The AI company PrimeIntellect recently started training a new 10 billion parameter model, a task it hopes to complete using the help of users around the world.
On its blog, PrimeIntellect said its new model, INTELLECT-1, will be the product of the first decentralized training run of a model of this scale. However, this still falls significantly short of even four-year-old models like OpenAI’s GPT-3 which featured over 175 billion parameters.
This project started out with research on the open-source implementation and scaling of globally distributed AI model training. The method worked for a model 1 billion parameters large and now the next step is to scale it up by a factor of ten.
Size isn't everything though. Newer models like Microsoft's Phi and Meta's Llama are proving you can achieve GPT-3 and even GPT-4 level performance with a fraction of the parameters through efficiency improvements.
The company’s goal is to find a way to make decentralized training a reality to ensure that the next generation of AI, artificial general intelligence (AGI), is open-source, transparent, and accessible. This reduces the risk of only a few large companies having access to this advanced technology.

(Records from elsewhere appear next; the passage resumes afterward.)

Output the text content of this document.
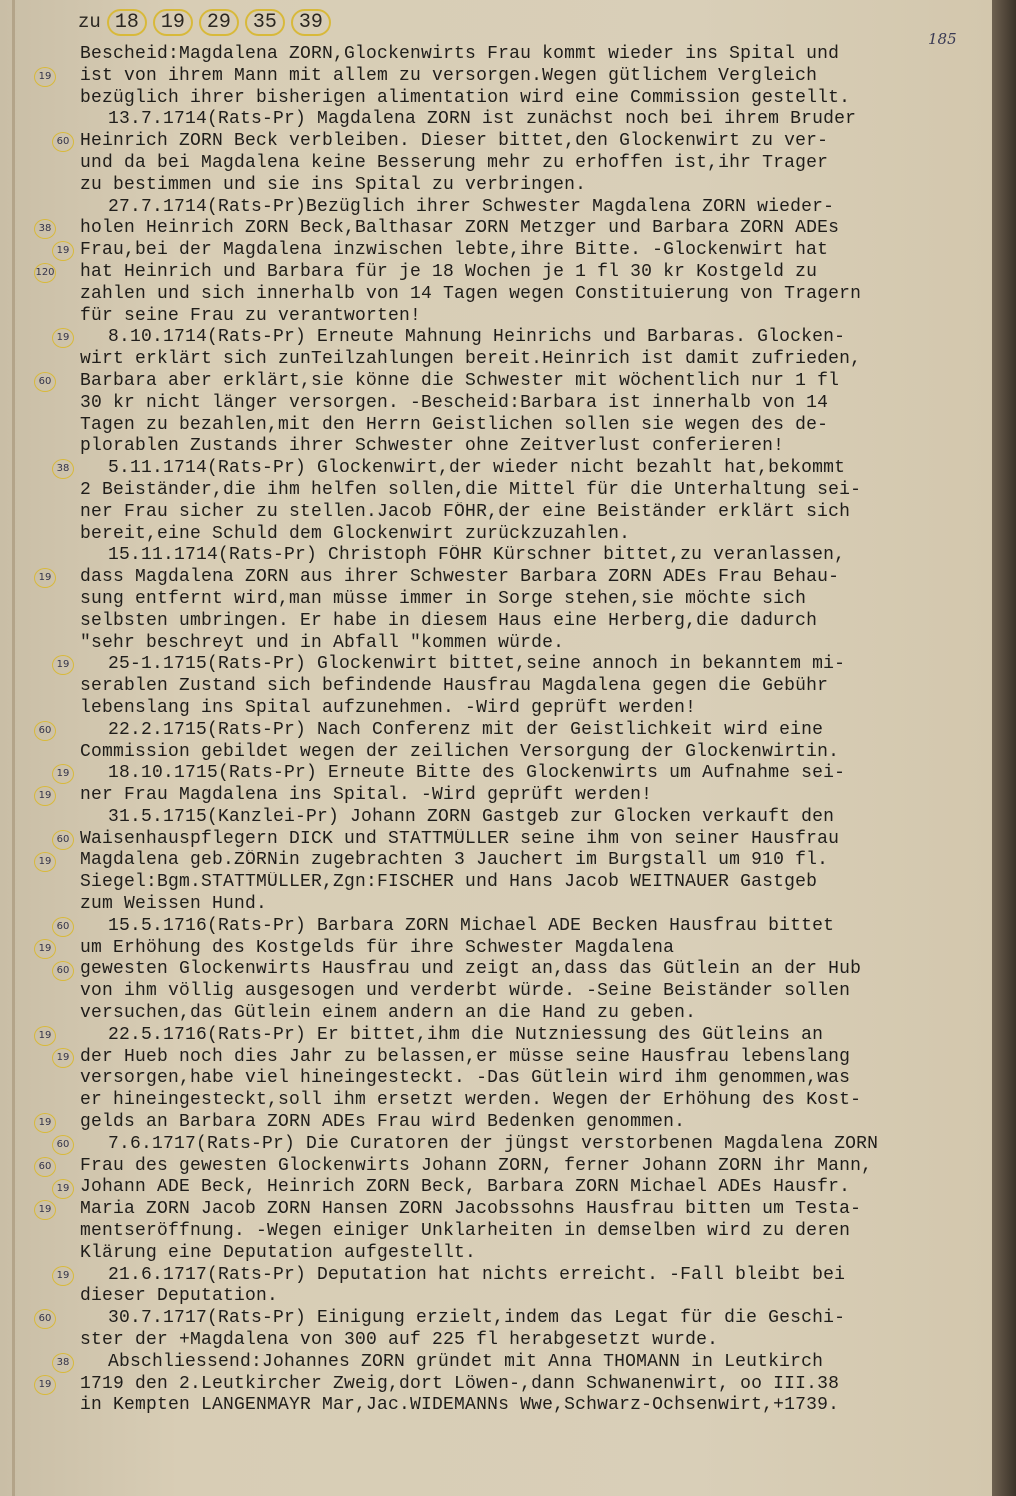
zu 18	19	29	35	39
185
19
60
38
19
120
19
60
38
19
19
60
19
19
60
19
60
19
60
19
19
19
60
60
19
19
19
60
38
19
Bescheid:Magdalena ZORN,Glockenwirts Frau kommt wieder ins Spital und
ist von ihrem Mann mit allem zu versorgen.Wegen gütlichem Vergleich
bezüglich ihrer bisherigen alimentation wird eine Commission gestellt.
13.7.1714(Rats-Pr) Magdalena ZORN ist zunächst noch bei ihrem Bruder
Heinrich ZORN Beck verbleiben. Dieser bittet,den Glockenwirt zu ver-
und da bei Magdalena keine Besserung mehr zu erhoffen ist,ihr Trager
zu bestimmen und sie ins Spital zu verbringen.
27.7.1714(Rats-Pr)Bezüglich ihrer Schwester Magdalena ZORN wieder-
holen Heinrich ZORN Beck,Balthasar ZORN Metzger und Barbara ZORN ADEs
Frau,bei der Magdalena inzwischen lebte,ihre Bitte. -Glockenwirt hat
hat Heinrich und Barbara für je 18 Wochen je 1 fl 30 kr Kostgeld zu
zahlen und sich innerhalb von 14 Tagen wegen Constituierung von Tragern
für seine Frau zu verantworten!
8.10.1714(Rats-Pr) Erneute Mahnung Heinrichs und Barbaras. Glocken-
wirt erklärt sich zunTeilzahlungen bereit.Heinrich ist damit zufrieden,
Barbara aber erklärt,sie könne die Schwester mit wöchentlich nur 1 fl
30 kr nicht länger versorgen. -Bescheid:Barbara ist innerhalb von 14
Tagen zu bezahlen,mit den Herrn Geistlichen sollen sie wegen des de-
plorablen Zustands ihrer Schwester ohne Zeitverlust conferieren!
5.11.1714(Rats-Pr) Glockenwirt,der wieder nicht bezahlt hat,bekommt
2 Beiständer,die ihm helfen sollen,die Mittel für die Unterhaltung sei-
ner Frau sicher zu stellen.Jacob FÖHR,der eine Beiständer erklärt sich
bereit,eine Schuld dem Glockenwirt zurückzuzahlen.
15.11.1714(Rats-Pr) Christoph FÖHR Kürschner bittet,zu veranlassen,
dass Magdalena ZORN aus ihrer Schwester Barbara ZORN ADEs Frau Behau-
sung entfernt wird,man müsse immer in Sorge stehen,sie möchte sich
selbsten umbringen. Er habe in diesem Haus eine Herberg,die dadurch
"sehr beschreyt und in Abfall "kommen würde.
25-1.1715(Rats-Pr) Glockenwirt bittet,seine annoch in bekanntem mi-
serablen Zustand sich befindende Hausfrau Magdalena gegen die Gebühr
lebenslang ins Spital aufzunehmen. -Wird geprüft werden!
22.2.1715(Rats-Pr) Nach Conferenz mit der Geistlichkeit wird eine
Commission gebildet wegen der zeilichen Versorgung der Glockenwirtin.
18.10.1715(Rats-Pr) Erneute Bitte des Glockenwirts um Aufnahme sei-
ner Frau Magdalena ins Spital. -Wird geprüft werden!
31.5.1715(Kanzlei-Pr) Johann ZORN Gastgeb zur Glocken verkauft den
Waisenhauspflegern DICK und STATTMÜLLER seine ihm von seiner Hausfrau
Magdalena geb.ZÖRNin zugebrachten 3 Jauchert im Burgstall um 910 fl.
Siegel:Bgm.STATTMÜLLER,Zgn:FISCHER und Hans Jacob WEITNAUER Gastgeb
zum Weissen Hund.
15.5.1716(Rats-Pr) Barbara ZORN Michael ADE Becken Hausfrau bittet
um Erhöhung des Kostgelds für ihre Schwester Magdalena
gewesten Glockenwirts Hausfrau und zeigt an,dass das Gütlein an der Hub
von ihm völlig ausgesogen und verderbt würde. -Seine Beiständer sollen
versuchen,das Gütlein einem andern an die Hand zu geben.
22.5.1716(Rats-Pr) Er bittet,ihm die Nutzniessung des Gütleins an
der Hueb noch dies Jahr zu belassen,er müsse seine Hausfrau lebenslang
versorgen,habe viel hineingesteckt. -Das Gütlein wird ihm genommen,was
er hineingesteckt,soll ihm ersetzt werden. Wegen der Erhöhung des Kost-
gelds an Barbara ZORN ADEs Frau wird Bedenken genommen.
7.6.1717(Rats-Pr) Die Curatoren der jüngst verstorbenen Magdalena ZORN
Frau des gewesten Glockenwirts Johann ZORN, ferner Johann ZORN ihr Mann,
Johann ADE Beck, Heinrich ZORN Beck, Barbara ZORN Michael ADEs Hausfr.
Maria ZORN Jacob ZORN Hansen ZORN Jacobssohns Hausfrau bitten um Testa-
mentseröffnung. -Wegen einiger Unklarheiten in demselben wird zu deren
Klärung eine Deputation aufgestellt.
21.6.1717(Rats-Pr) Deputation hat nichts erreicht. -Fall bleibt bei
dieser Deputation.
30.7.1717(Rats-Pr) Einigung erzielt,indem das Legat für die Geschi-
ster der +Magdalena von 300 auf 225 fl herabgesetzt wurde.
Abschliessend:Johannes ZORN gründet mit Anna THOMANN in Leutkirch
1719 den 2.Leutkircher Zweig,dort Löwen-,dann Schwanenwirt, oo III.38
in Kempten LANGENMAYR Mar,Jac.WIDEMANNs Wwe,Schwarz-Ochsenwirt,+1739.
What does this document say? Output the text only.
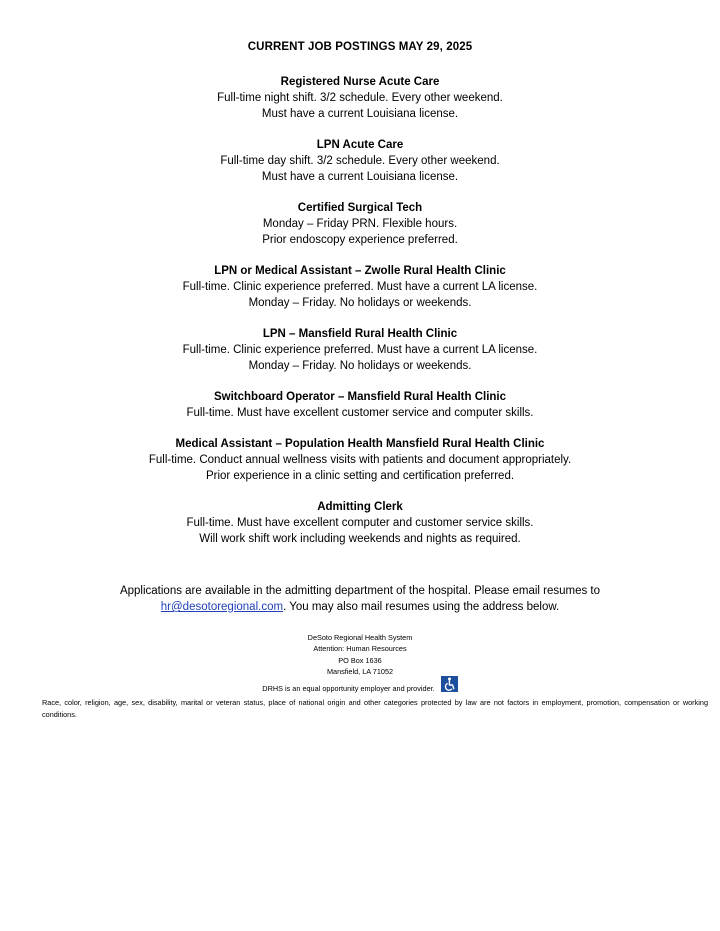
CURRENT JOB POSTINGS MAY 29, 2025
Registered Nurse Acute Care
Full-time night shift. 3/2 schedule. Every other weekend.
Must have a current Louisiana license.
LPN Acute Care
Full-time day shift. 3/2 schedule. Every other weekend.
Must have a current Louisiana license.
Certified Surgical Tech
Monday – Friday PRN. Flexible hours.
Prior endoscopy experience preferred.
LPN or Medical Assistant – Zwolle Rural Health Clinic
Full-time. Clinic experience preferred. Must have a current LA license.
Monday – Friday. No holidays or weekends.
LPN – Mansfield Rural Health Clinic
Full-time. Clinic experience preferred. Must have a current LA license.
Monday – Friday. No holidays or weekends.
Switchboard Operator – Mansfield Rural Health Clinic
Full-time. Must have excellent customer service and computer skills.
Medical Assistant – Population Health Mansfield Rural Health Clinic
Full-time. Conduct annual wellness visits with patients and document appropriately.
Prior experience in a clinic setting and certification preferred.
Admitting Clerk
Full-time. Must have excellent computer and customer service skills.
Will work shift work including weekends and nights as required.
Applications are available in the admitting department of the hospital. Please email resumes to
hr@desotoregional.com. You may also mail resumes using the address below.
DeSoto Regional Health System
Attention: Human Resources
PO Box 1636
Mansfield, LA 71052
DRHS is an equal opportunity employer and provider.
Race, color, religion, age, sex, disability, marital or veteran status, place of national origin and other categories protected by law are not factors in employment, promotion, compensation or working conditions.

For now, users can only contribute to the project through the company’s own platform. You can do this by renting GPUs that PrimeIntellect selected, specifically NVIDIA’s H100 Tensor Core GPU, which cost around $20 per hour to run. But in the future, you should be able to contribute to the model’s training with your own hardware.
The training is made possible through separate clusters of devices that process data to train the AI model. However, new features allow the different clusters to communicate less frequently with each other to synchronize their progress, thus freeing up bandwidth requirements. The training framework can also handle nodes joining or leaving without leading to system crashes.
Nodes that join training that has already started would need to be brought up to speed with the latest state of the model before being able to contribute. Delays with this catching-up process have been solved by having new nodes request checkpoints from their peers.
What happens next for INTELLECT-1
INTELLECT-1 is based on the Llama-3 architecture and is being trained on four different datasets. It’s mainly training on a Hugging Face dataset called FineWeb-Edu which contains content from educational web pages.
In the future, PrimeIntellect wants to train even larger models and create ways for anyone to create their own similar AI model training project to which other users can also contribute their processing power.